Co$^2$PT: Mitigating Bias in Pre-trained Language Models through Counterfactual Contrastive Prompt Tuning

Xiangjue Dong,Ziwei Zhu,Zhuoer Wang,Maria Teleki,James Caverlee
2023-10-19
Abstract:Pre-trained Language Models are widely used in many important real-world applications. However, recent studies show that these models can encode social biases from large pre-training corpora and even amplify biases in downstream applications. To address this challenge, we propose Co$^2$PT, an efficient and effective debias-while-prompt tuning method for mitigating biases via counterfactual contrastive prompt tuning on downstream tasks. Our experiments conducted on three extrinsic bias benchmarks demonstrate the effectiveness of Co$^2$PT on bias mitigation during the prompt tuning process and its adaptability to existing upstream debiased language models. These findings indicate the strength of Co$^2$PT and provide promising avenues for further enhancement in bias mitigation on downstream tasks.
Computation and Language
What problem does this paper attempt to address?

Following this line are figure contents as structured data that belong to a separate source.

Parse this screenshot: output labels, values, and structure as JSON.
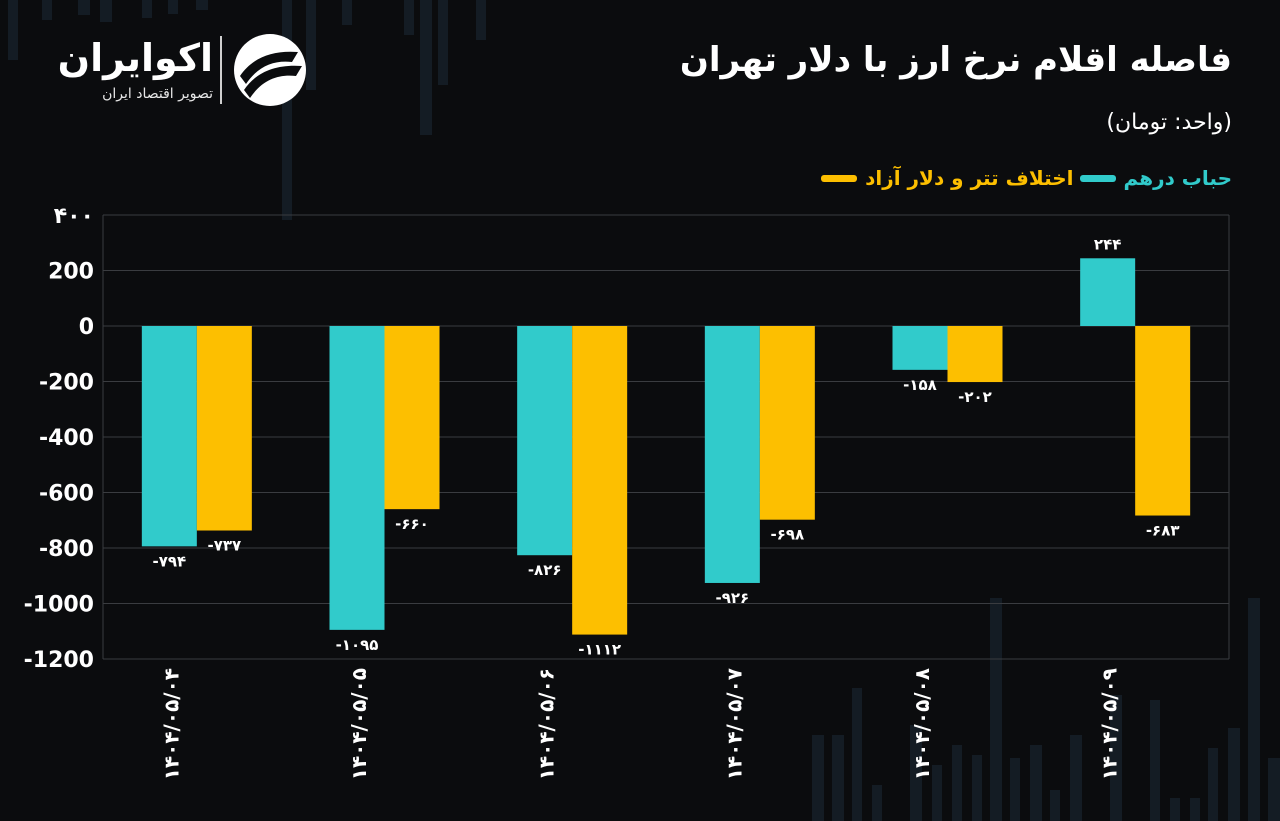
{
  "brand": {
    "name": "اکوایران",
    "tagline": "تصویر اقتصاد ایران"
  },
  "title": "فاصله اقلام نرخ ارز با دلار تهران",
  "unit_label": "(واحد: تومان)",
  "legend": [
    {
      "label": "حباب درهم",
      "color": "#31cbcb"
    },
    {
      "label": "اختلاف تتر و دلار آزاد",
      "color": "#fdbf00"
    }
  ],
  "colors": {
    "background": "#0b0c0e",
    "teal": "#31cbcb",
    "gold": "#fdbf00",
    "grid": "#3a3c40"
  },
  "chart_data": {
    "type": "bar",
    "categories": [
      "۱۴۰۴/۰۵/۰۴",
      "۱۴۰۴/۰۵/۰۵",
      "۱۴۰۴/۰۵/۰۶",
      "۱۴۰۴/۰۵/۰۷",
      "۱۴۰۴/۰۵/۰۸",
      "۱۴۰۴/۰۵/۰۹"
    ],
    "series": [
      {
        "name": "حباب درهم",
        "color": "#31cbcb",
        "values": [
          -794,
          -1095,
          -826,
          -926,
          -158,
          244
        ],
        "labels": [
          "-۷۹۴",
          "-۱۰۹۵",
          "-۸۲۶",
          "-۹۲۶",
          "-۱۵۸",
          "۲۴۴"
        ]
      },
      {
        "name": "اختلاف تتر و دلار آزاد",
        "color": "#fdbf00",
        "values": [
          -737,
          -660,
          -1112,
          -698,
          -202,
          -683
        ],
        "labels": [
          "-۷۳۷",
          "-۶۶۰",
          "-۱۱۱۲",
          "-۶۹۸",
          "-۲۰۲",
          "-۶۸۳"
        ]
      }
    ],
    "yticks": [
      400,
      200,
      0,
      -200,
      -400,
      -600,
      -800,
      -1000,
      -1200
    ],
    "ytick_labels": [
      "۴۰۰",
      "200",
      "0",
      "-200",
      "-400",
      "-600",
      "-800",
      "-1000",
      "-1200"
    ],
    "ylim": [
      -1200,
      400
    ],
    "grid": true,
    "legend_position": "top-right"
  }
}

The problem that this paper attempts to solve is to mitigate social biases in pre - trained language models (PLMs). Specifically, existing research shows that these pre - trained models will encode unfair social biases when pre - trained on large - scale text corpora, and may amplify these biases in downstream tasks. For example, in the language modeling task, "She is a nurse" may have a higher conditional probability than "He is a nurse"; in the coreference resolution task, the coreference score between "nurse" and "she" may be higher than that of "he". Considering that natural language processing (NLP) applications such as machine translation systems, resume screening systems, dialogue systems and speech recognition systems are widely used by millions of users around the world, it is crucial to mitigate social biases in these models to avoid making discriminatory predictions or offensive outputs for specific groups. To address this challenge, the paper proposes Co2PT (Counterfactual Contrastive Prompt Tuning), which is an efficient and effective method for mitigating biases during prompt tuning. By using counterfactual contrastive prompt tuning in downstream tasks, Co2PT aims to mitigate the biases of the model during prompt tuning and adapt to existing upstream de - biased language models. Experimental results show that Co2PT effectively mitigates biases in three external bias benchmark tests, demonstrating its ability to mitigate biases in downstream tasks and its flexibility to adapt to existing de - biased language models. These findings not only prove the advantages of Co2PT, but also provide a new direction for further enhancing bias mitigation in downstream tasks.